No Brasil a instituição tem dois programas online: o estudante pode ter autonomia total dentro da plataforma, ou utilizar voluntários como mentores. Um projeto permite, por exemplo, criar uma startup em cinco semanas. O curso presencial era de oito semanas e o primeiro módulo online, com 100 estudantes, teve 98% de aceitação. O futuro do trabalho, como foco nas habilidades de futuro, é outra prioridade para a digitalização da JA. “Transformamos o voluntariado ‘face to face’ em online”, diz Bety Tichauer, diretora superintendente da JA no Brasil. Um desafio é trabalhar com jovens e crianças que não têm boa conexão com internet.
Mais de 10 milhões de crianças por ano participam de programas da instituição. Em 2019 foram 12,4 milhões, em 116 países. No brasil são 350.000 estudantes por ano – desde que chegou ao Brasil, em 1983, foram mais de 5 milhões de jovens. Um desses milhões é Pedro Englert, fundador da escola de negócios Startse, que participou de projetos com a JA entre 1995 e 1996. Hoje, ele é o primeiro ex-aluno conselheiro da instituição no Brasil. “O conhecimento hoje é muito mais acessível, está na palma da mão. Com um modelo mental e ferramentas voltadas ao empreendedorismo, os horizontes se ampliam como nunca”, diz.
Um ponto de especial atenção para a instituição é o impacto que a pandemia terá na forma como os jovens veem o mundo. “Sempre observamos uma resiliência muito grande dos jovens. Eles superam dificuldades. Agora, essa experiência vai marcar eles para sempre – eles vão lembrar para sempre não por como vivemos a crise, mas como usamos a crise para mudar o mundo”, diz Advani.
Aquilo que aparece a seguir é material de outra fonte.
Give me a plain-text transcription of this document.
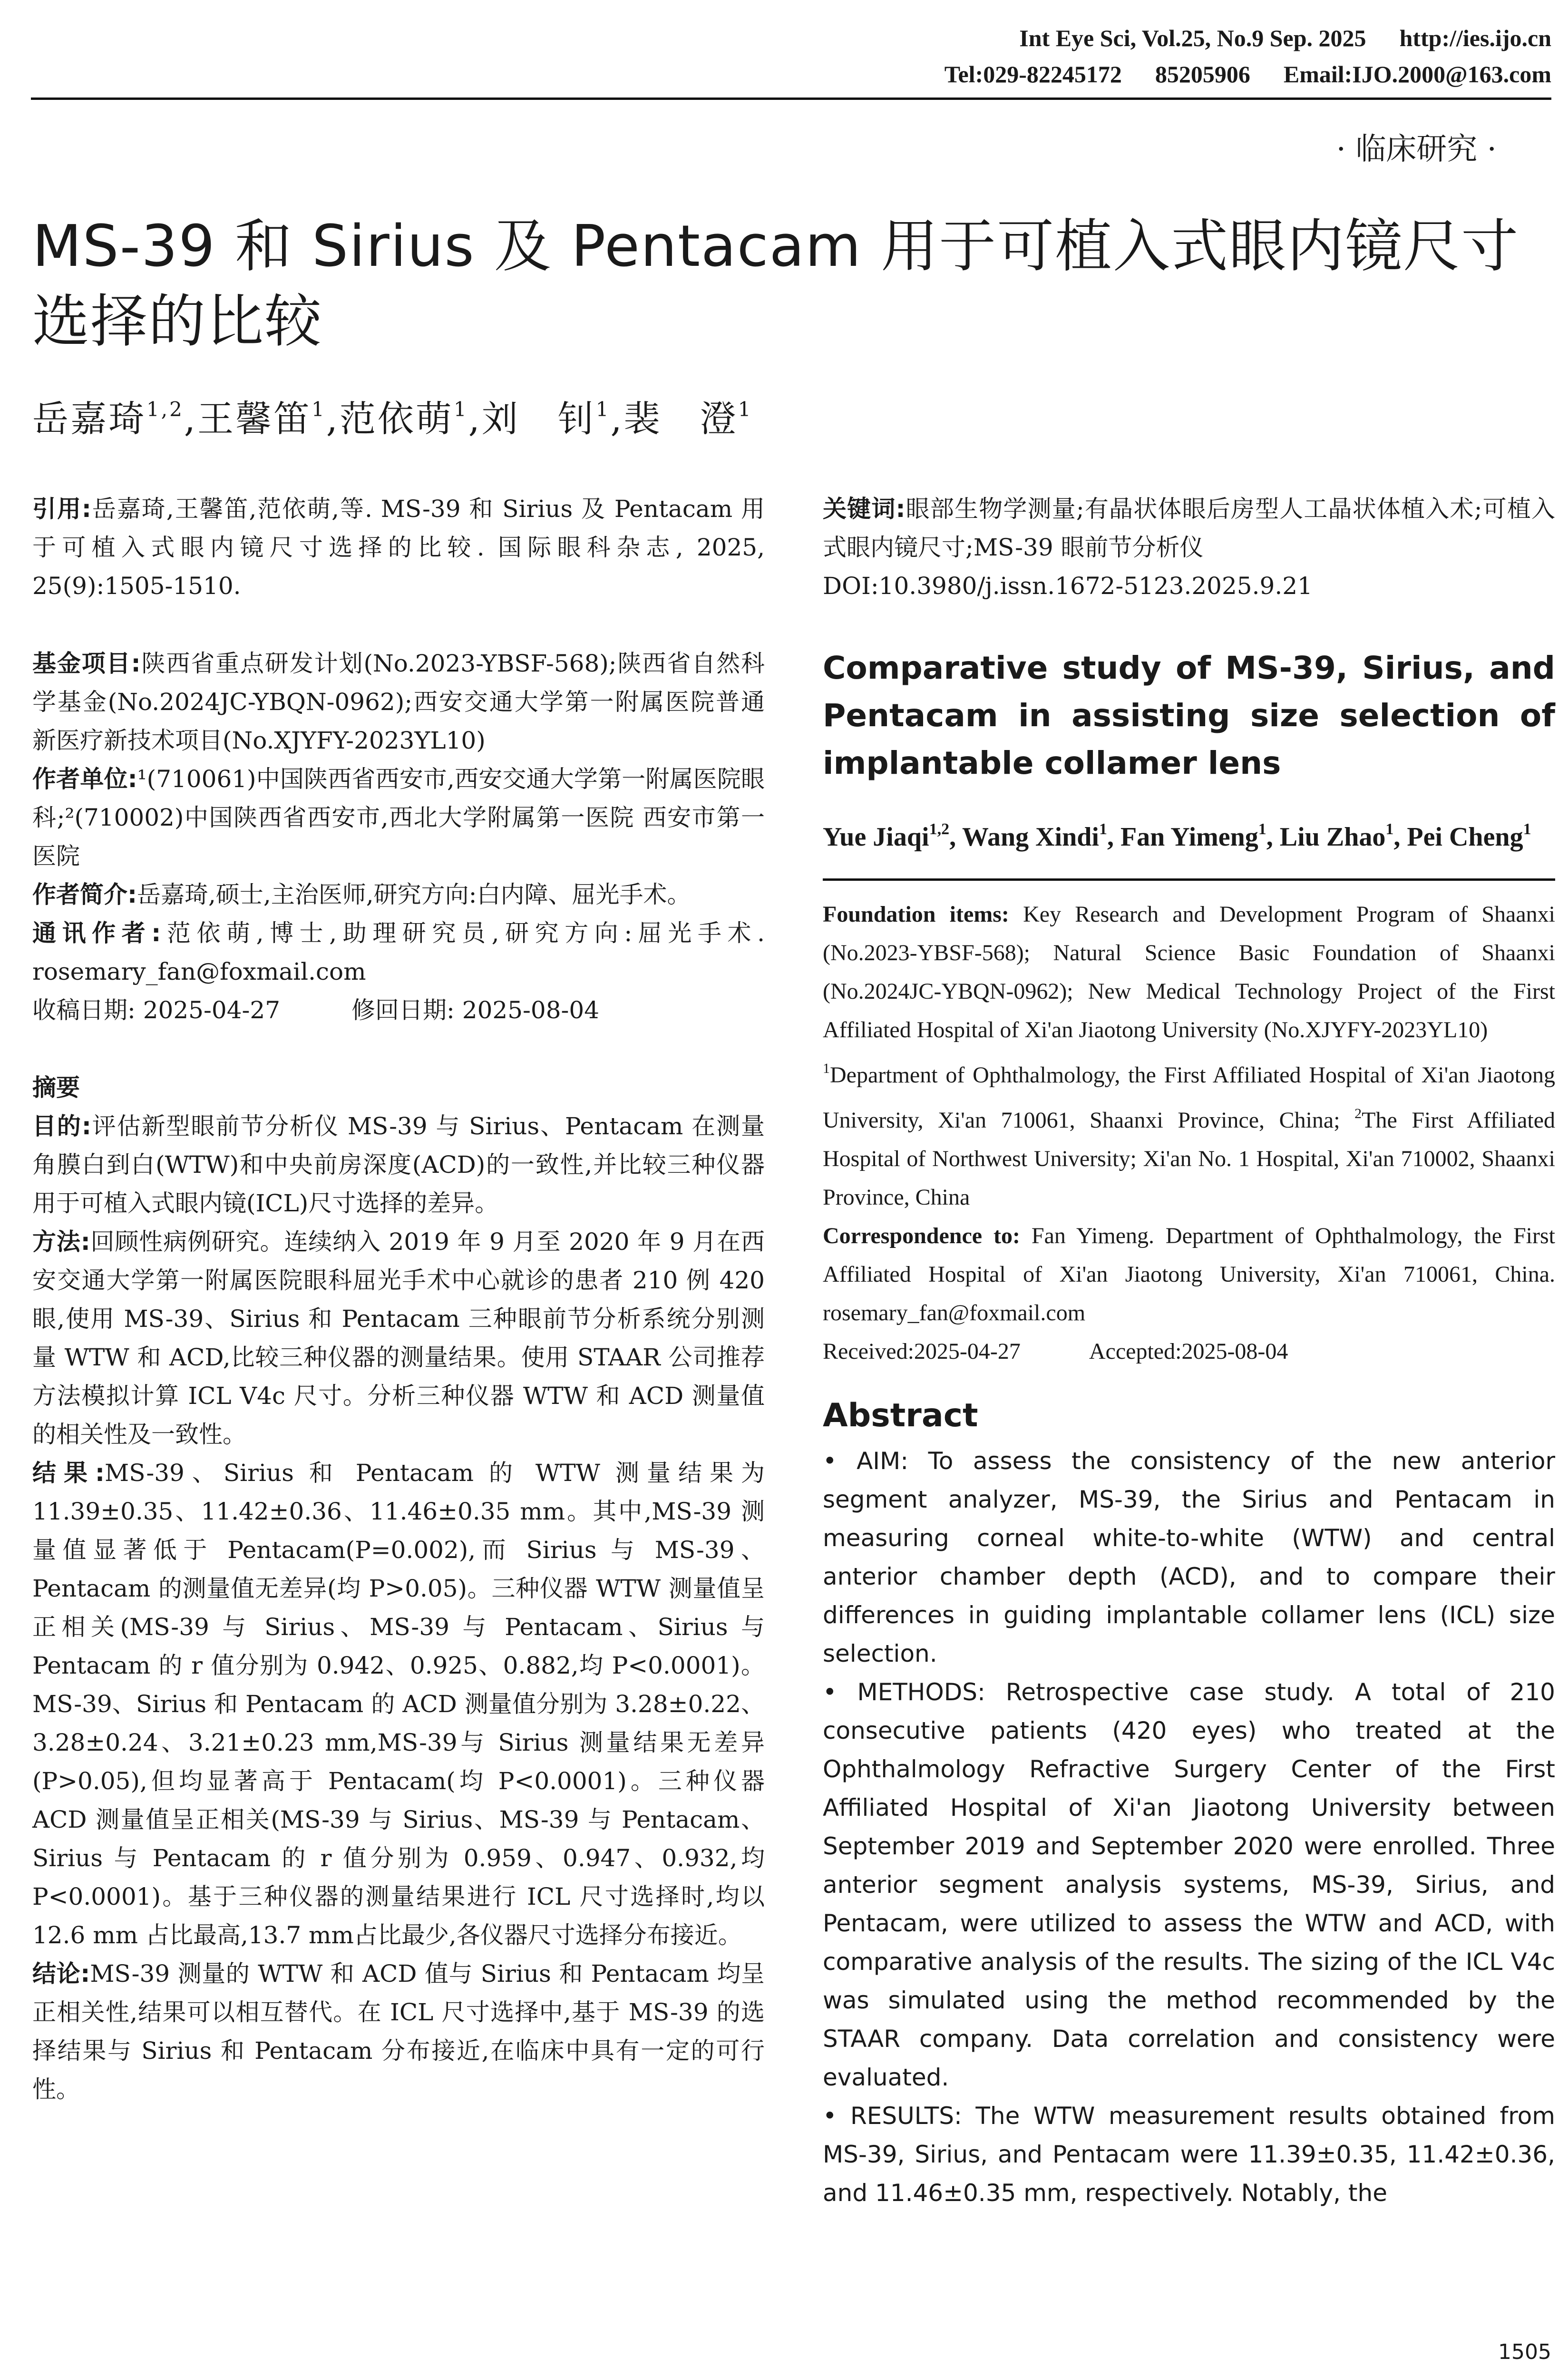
Int Eye Sci, Vol.25, No.9 Sep. 2025 http://ies.ijo.cn
Tel:029-82245172 85205906 Email:IJO.2000@163.com
· 临床研究 ·
MS-39 和 Sirius 及 Pentacam 用于可植入式眼内镜尺寸选择的比较
岳嘉琦$^{1,2}$,王馨笛$^1$,范依萌$^1$,刘　钊$^1$,裴　澄$^1$

引用:岳嘉琦,王馨笛,范依萌,等. MS-39 和 Sirius 及 Pentacam 用于可植入式眼内镜尺寸选择的比较. 国际眼科杂志, 2025, 25(9):1505-1510.

基金项目:陕西省重点研发计划(No.2023-YBSF-568);陕西省自然科学基金(No.2024JC-YBQN-0962);西安交通大学第一附属医院普通新医疗新技术项目(No.XJYFY-2023YL10)

作者单位:¹(710061)中国陕西省西安市,西安交通大学第一附属医院眼科;²(710002)中国陕西省西安市,西北大学附属第一医院 西安市第一医院

作者简介:岳嘉琦,硕士,主治医师,研究方向:白内障、屈光手术。

通讯作者:范依萌,博士,助理研究员,研究方向:屈光手术. rosemary_fan@foxmail.com

收稿日期: 2025-04-27　　　	修回日期: 2025-08-04

摘要

目的:评估新型眼前节分析仪 MS-39 与 Sirius、Pentacam 在测量角膜白到白(WTW)和中央前房深度(ACD)的一致性,并比较三种仪器用于可植入式眼内镜(ICL)尺寸选择的差异。

方法:回顾性病例研究。连续纳入 2019 年 9 月至 2020 年 9 月在西安交通大学第一附属医院眼科屈光手术中心就诊的患者 210 例 420 眼,使用 MS-39、Sirius 和 Pentacam 三种眼前节分析系统分别测量 WTW 和 ACD,比较三种仪器的测量结果。使用 STAAR 公司推荐方法模拟计算 ICL V4c 尺寸。分析三种仪器 WTW 和 ACD 测量值的相关性及一致性。

结果:MS-39、Sirius 和 Pentacam 的 WTW 测量结果为 11.39±0.35、11.42±0.36、11.46±0.35 mm。其中,MS-39 测量值显著低于 Pentacam(P=0.002),而 Sirius 与 MS-39、Pentacam 的测量值无差异(均 P>0.05)。三种仪器 WTW 测量值呈正相关(MS-39 与 Sirius、MS-39 与 Pentacam、Sirius 与 Pentacam 的 r 值分别为 0.942、0.925、0.882,均 P<0.0001)。MS-39、Sirius 和 Pentacam 的 ACD 测量值分别为 3.28±0.22、3.28±0.24、3.21±0.23 mm,MS-39与 Sirius 测量结果无差异(P>0.05),但均显著高于 Pentacam(均 P<0.0001)。三种仪器 ACD 测量值呈正相关(MS-39 与 Sirius、MS-39 与 Pentacam、Sirius 与 Pentacam 的 r 值分别为 0.959、0.947、0.932,均 P<0.0001)。基于三种仪器的测量结果进行 ICL 尺寸选择时,均以 12.6 mm 占比最高,13.7 mm占比最少,各仪器尺寸选择分布接近。

结论:MS-39 测量的 WTW 和 ACD 值与 Sirius 和 Pentacam 均呈正相关性,结果可以相互替代。在 ICL 尺寸选择中,基于 MS-39 的选择结果与 Sirius 和 Pentacam 分布接近,在临床中具有一定的可行性。

关键词:眼部生物学测量;有晶状体眼后房型人工晶状体植入术;可植入式眼内镜尺寸;MS-39 眼前节分析仪

DOI:10.3980/j.issn.1672-5123.2025.9.21

Comparative study of MS-39, Sirius, and Pentacam in assisting size selection of implantable collamer lens

Yue Jiaqi$^{1,2}$, Wang Xindi$^1$, Fan Yimeng$^1$, Liu Zhao$^1$, Pei Cheng$^1$

Foundation items: Key Research and Development Program of Shaanxi (No.2023-YBSF-568); Natural Science Basic Foundation of Shaanxi (No.2024JC-YBQN-0962); New Medical Technology Project of the First Affiliated Hospital of Xi'an Jiaotong University (No.XJYFY-2023YL10)

$^1$Department of Ophthalmology, the First Affiliated Hospital of Xi'an Jiaotong University, Xi'an 710061, Shaanxi Province, China; $^2$The First Affiliated Hospital of Northwest University; Xi'an No. 1 Hospital, Xi'an 710002, Shaanxi Province, China

Correspondence to: Fan Yimeng. Department of Ophthalmology, the First Affiliated Hospital of Xi'an Jiaotong University, Xi'an 710061, China. rosemary_fan@foxmail.com

Received:2025-04-27　　　	Accepted:2025-08-04

Abstract

• AIM: To assess the consistency of the new anterior segment analyzer, MS-39, the Sirius and Pentacam in measuring corneal white-to-white (WTW) and central anterior chamber depth (ACD), and to compare their differences in guiding implantable collamer lens (ICL) size selection.

• METHODS: Retrospective case study. A total of 210 consecutive patients (420 eyes) who treated at the Ophthalmology Refractive Surgery Center of the First Affiliated Hospital of Xi'an Jiaotong University between September 2019 and September 2020 were enrolled. Three anterior segment analysis systems, MS-39, Sirius, and Pentacam, were utilized to assess the WTW and ACD, with comparative analysis of the results. The sizing of the ICL V4c was simulated using the method recommended by the STAAR company. Data correlation and consistency were evaluated.

• RESULTS: The WTW measurement results obtained from MS-39, Sirius, and Pentacam were 11.39±0.35, 11.42±0.36, and 11.46±0.35 mm, respectively. Notably, the

1505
Entre as mudanças previstas estão a forma de abordar a sustentabilidade em todas as ações. Os jovens da JA nos últimos anos já criavam cada vez mais negócios focados não só em dinheiro, mas em ajudar o mundo, diz Advani. A importância do empreendedorismo de impacto deve crescer, na visão da instituição, com a eliminação de até 350 milhões de empregos durante a pandemia. “Mais do que nunca jovens pensarão em criar empregos, e não só em procurar empregos”, diz
Do lado negativo, porém, a crise pode abalar a globalização, reduzindo o respeito por outras culturas e fazendo com que as pessoas se voltem mais para dentro. A JA tem um papel de garantir que os valores globais continuem importantes, diz seu presidente global. “Espero que as crianças e os jovens sigam viajando, mas passem a dar mais valor a suas comunidades e apreciem o que tem. Vamos ter um mundo mais multipolar, e não necessariamente global”, diz.